Without explicit human support, seaweed has been expanding its footprint across the oceans, accelerating beginning in 2008–2010, increasing 13.4%/yr since then.

Similarly, the NGO Climate Foundation and permaculture experts claimed that offshore seaweed ecosystems can be cultivated according to permaculture principles, constituting marine permaculture. The concept envisions using artificial upwelling and floating, submerged platforms as substrate to replicate natural seaweed ecosystems that provide habitat and the basis of a trophic pyramid for marine life. Seaweeds and fish can be sustainably harvested. As of 2020, successful trials had taken place in Hawaii, the Philippines, Puerto Rico, and Tasmania.
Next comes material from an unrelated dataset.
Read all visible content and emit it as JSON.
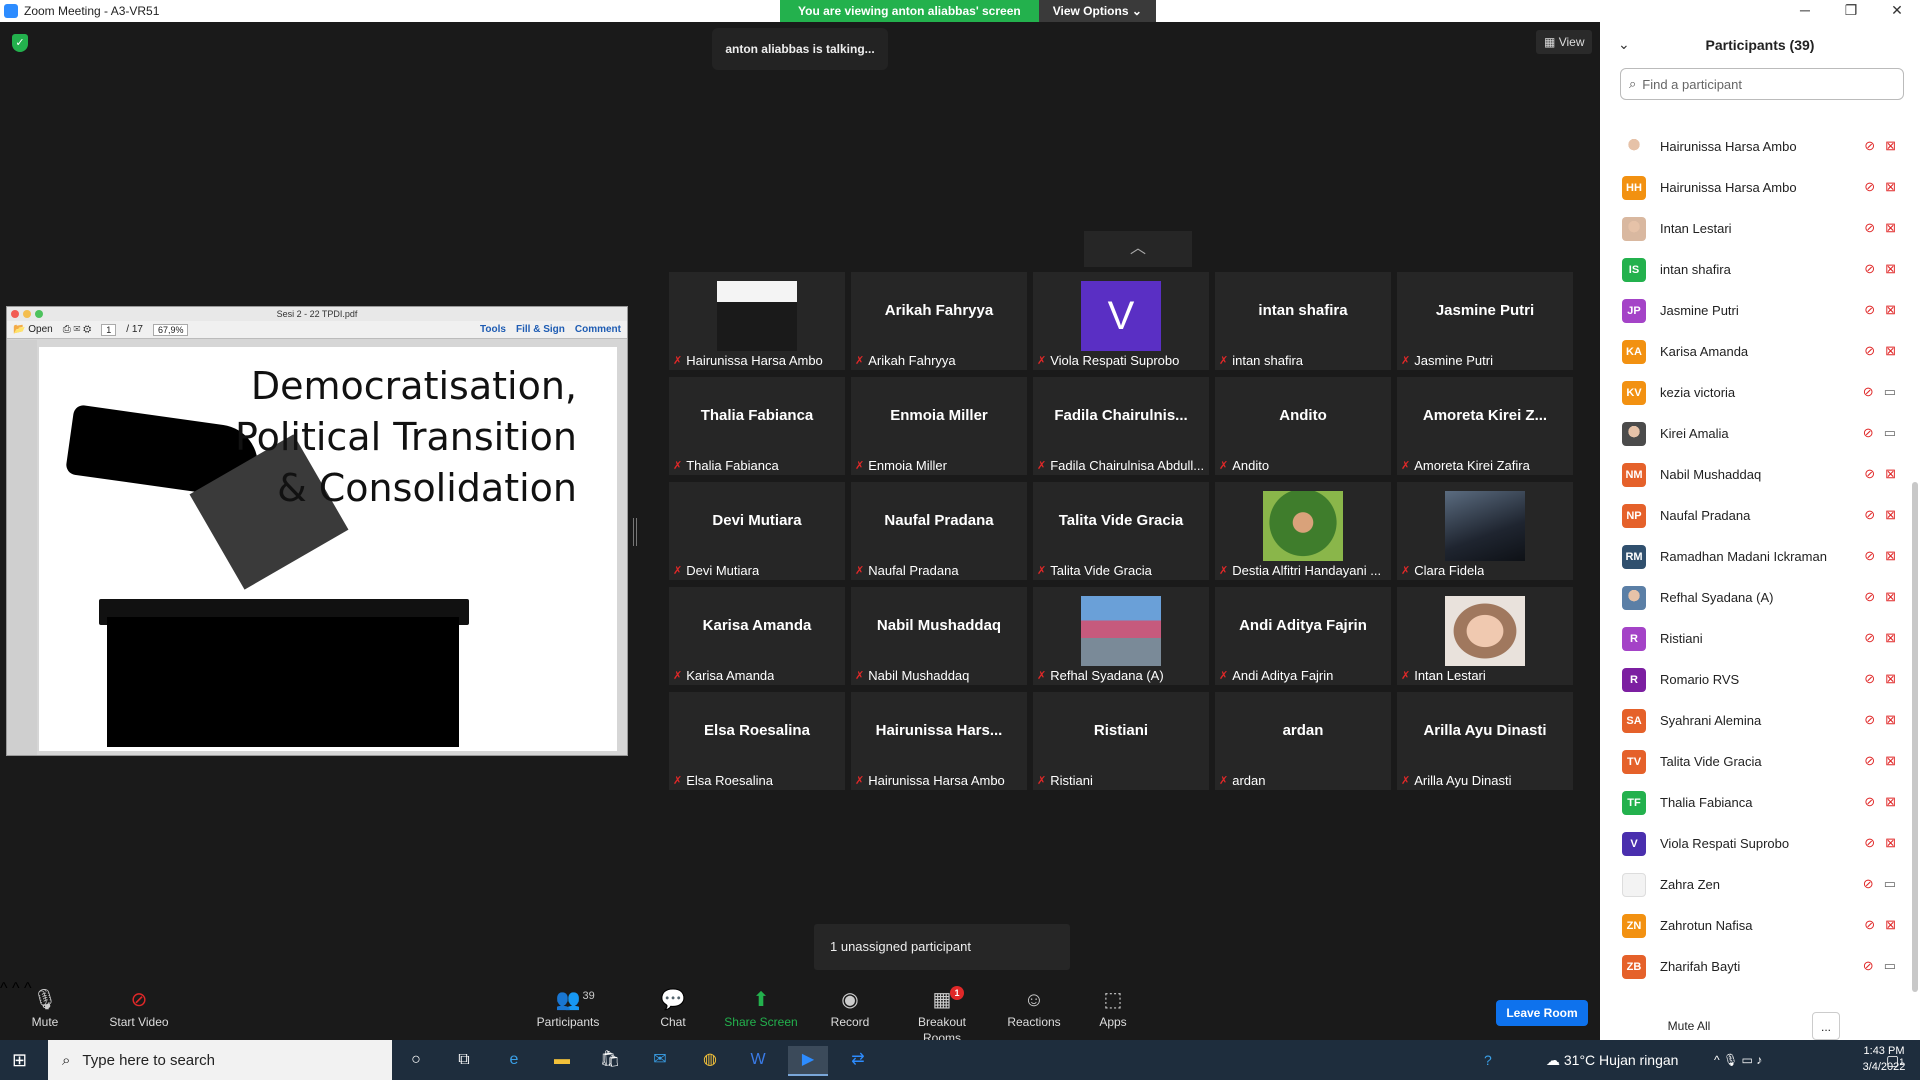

The idea featured as a solution covered by the documentary 2040 and in the book Drawdown: The Most Comprehensive Plan Ever Proposed to Reverse Global Warming.

History

Human use of seaweed dates back to the Neolithic period. In Korea, people began growing gim (laver) as early as the 15th century, as recorded in books from that time. In Japan, seaweed farming started in Tokyo Bay as early as 1670. Each autumn, farmers would place bamboo branches in shallow, muddy water, where seaweed spores would attach. After several weeks, the branches were moved to a river estuary, where nutrients from the river helped the seaweed grow.

In the 1940s, Japanese farmers improved this method by using synthetic nets tied to bamboo poles. This change doubled seaweed production. A less expensive version of this method is called the hibi method, which uses ropes stretched between bamboo poles. By the early 1970s, demand for seaweed and seaweed products grew faster than the supply, leading to increased focus on seaweed farming to meet needs.

In tropical regions, commercial seaweed farming began in the 1950s in Cebu, Philippines, after C. lentillifera (sea grapes) accidentally entered fish ponds on Mactan Island. Local research, especially by Gavino Trono, who is now recognized as a National Scientist of the Philippines, helped develop the first commercial farming methods for warm-water algae. These methods included successful cultivation of carrageenan-producing algae such as Eucheuma spp., Kappaphycus alvarezii, Gracilaria spp., and Halymenia durvillei. In 1997, about 40,000 people in the Philippines relied on seaweed farming for their livelihood. The Philippines was the world’s largest producer of carrageenan for many years until Indonesia surpassed it in 2008.

Seaweed farming later expanded to other regions, including southeast Asia, Canada, Great Britain, Spain, and the United States.

In the 2000s, seaweed farming gained more attention because of its potential to help reduce climate change and environmental problems, such as pollution from agriculture. Seaweed can be grown together with other aquatic life, like shellfish, to improve water quality. Practices like those developed by the American non-profit GreenWave demonstrate this. The IPCC Special Report on the Ocean and Cryosphere in a Changing Climate suggests that further research on seaweed farming could help reduce environmental harm.

In 2024, a commercial seaweed farm began construction near the Hollandse Kust Zuid (HKZ) 139 turbine wind farm. The project uses 13-meter-long "Eco-anchors" that create a habitat for marine life using materials like oyster shells, wood, and cork.

In 2025, the Food Policy Institute proposed policies to support the growth of seaweed farming in the United Kingdom.